Our work makes a novel contribution to the literature by not only extending previous research on the role of conformity in the evolution of cooperation from a game-theoretic perspective,but also investigating the impact of varying levels of conformity on cooperative outcomes.Our findings demonstrate that in games with multiple equilibria, the effects of conformity on the population’s behavior can be more intricate compared to games with a single equilibrium.Furthermore, we reveal that stochasticity can give rise to variations in the effects of new factors on evolutionary outcomes, which leads to substantial differences in simulation results.Nevertheless,our results obtained by fixing the conformity pressure level and varying other parameters still highlight that conformity has distinct effects on the evolution of cooperation depending on the specific game context.
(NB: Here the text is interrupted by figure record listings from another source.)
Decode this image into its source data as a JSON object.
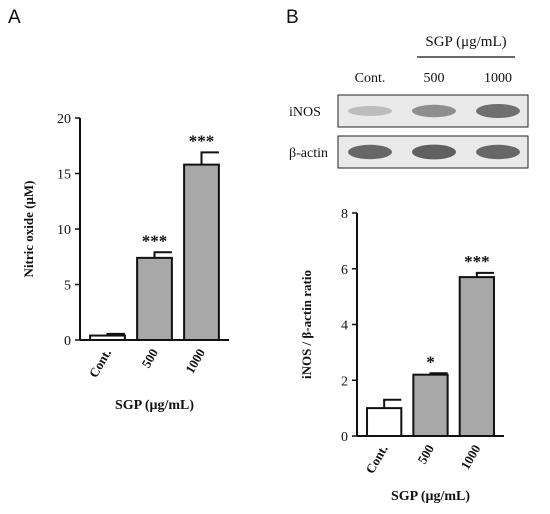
{
  "panels": {
    "a_letter": "A",
    "b_letter": "B"
  },
  "blot": {
    "header": "SGP (μg/mL)",
    "lanes": [
      "Cont.",
      "500",
      "1000"
    ],
    "rows": [
      "iNOS",
      "β-actin"
    ],
    "band_intensity": {
      "iNOS": [
        0.25,
        0.55,
        0.75
      ],
      "β-actin": [
        0.8,
        0.85,
        0.8
      ]
    }
  },
  "chart_data": [
    {
      "type": "bar",
      "categories": [
        "Cont.",
        "500",
        "1000"
      ],
      "values": [
        0.4,
        7.4,
        15.8
      ],
      "errors": [
        0.15,
        0.5,
        1.1
      ],
      "bar_colors": [
        "#ffffff",
        "#a8a8a8",
        "#a8a8a8"
      ],
      "significance": [
        "",
        "***",
        "***"
      ],
      "ylabel": "Nitric oxide (μM)",
      "xlabel": "SGP (μg/mL)",
      "ylim": [
        0,
        20
      ],
      "yticks": [
        0,
        5,
        10,
        15,
        20
      ],
      "grid": false
    },
    {
      "type": "bar",
      "categories": [
        "Cont.",
        "500",
        "1000"
      ],
      "values": [
        1.0,
        2.2,
        5.7
      ],
      "errors": [
        0.3,
        0.05,
        0.15
      ],
      "bar_colors": [
        "#ffffff",
        "#a8a8a8",
        "#a8a8a8"
      ],
      "significance": [
        "",
        "*",
        "***"
      ],
      "ylabel": "iNOS / β-actin ratio",
      "xlabel": "SGP (μg/mL)",
      "ylim": [
        0,
        8
      ],
      "yticks": [
        0,
        2,
        4,
        6,
        8
      ],
      "grid": false
    }
  ]
}
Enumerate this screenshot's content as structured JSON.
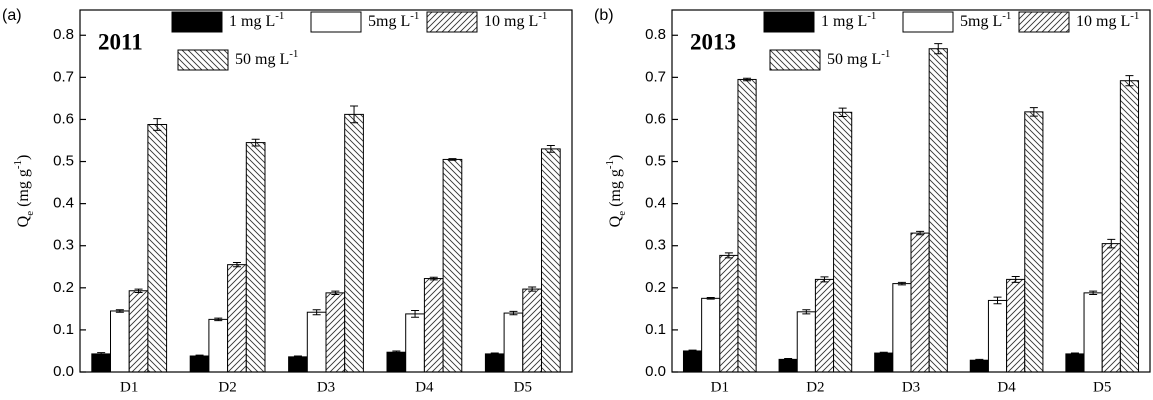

The motivation for this study stems from the COVID-19 outbreak in Wuhan, China, which prompted the government to implement city-wide closures to manage the epidemic.As a result,hospitals in Wuhan experienced a surge in patient volume,with a large portion of these individuals seeking medical attention for common seasonal illnesses or for psychological reasons.This phenomenon, known as herd behavior, occurs when individuals in a group follow the actions of others after social learning due to a lack of information about a situation.Nevertheless,this paper does not explore what behavior causes conformity,but only studies the impact on the cooperative evolution of the population when the factor of conformity appears.The results of this paper suggest that conformity may contrarily affect the evolution of cooperation,which could fill in as a component of an explain of the present circumstance.While this paper does not investigate the specific behavior that causes conformity,it examines the impact of conformity on the cooperative evolution of the population.Our findings suggest that conformity may have a detrimental effect on the evolution of cooperation,which could help explain the current situation.We recommend future research to investigate the multi-party and multi-round iterative public goods distribution game process using the multi-element public goods evolution game.

Acknowledgments

This work was supported by the National Natural Science Foundation of China(Grant No.72031009),the National Social Science Foundation of China (Grant No.20&ZD058),and the National Natural Science Foundation of China(Grant No.72101189).The numerical calculations in this paper were carried out on the supercomputing system in the Supercomputing Center of Wuhan University.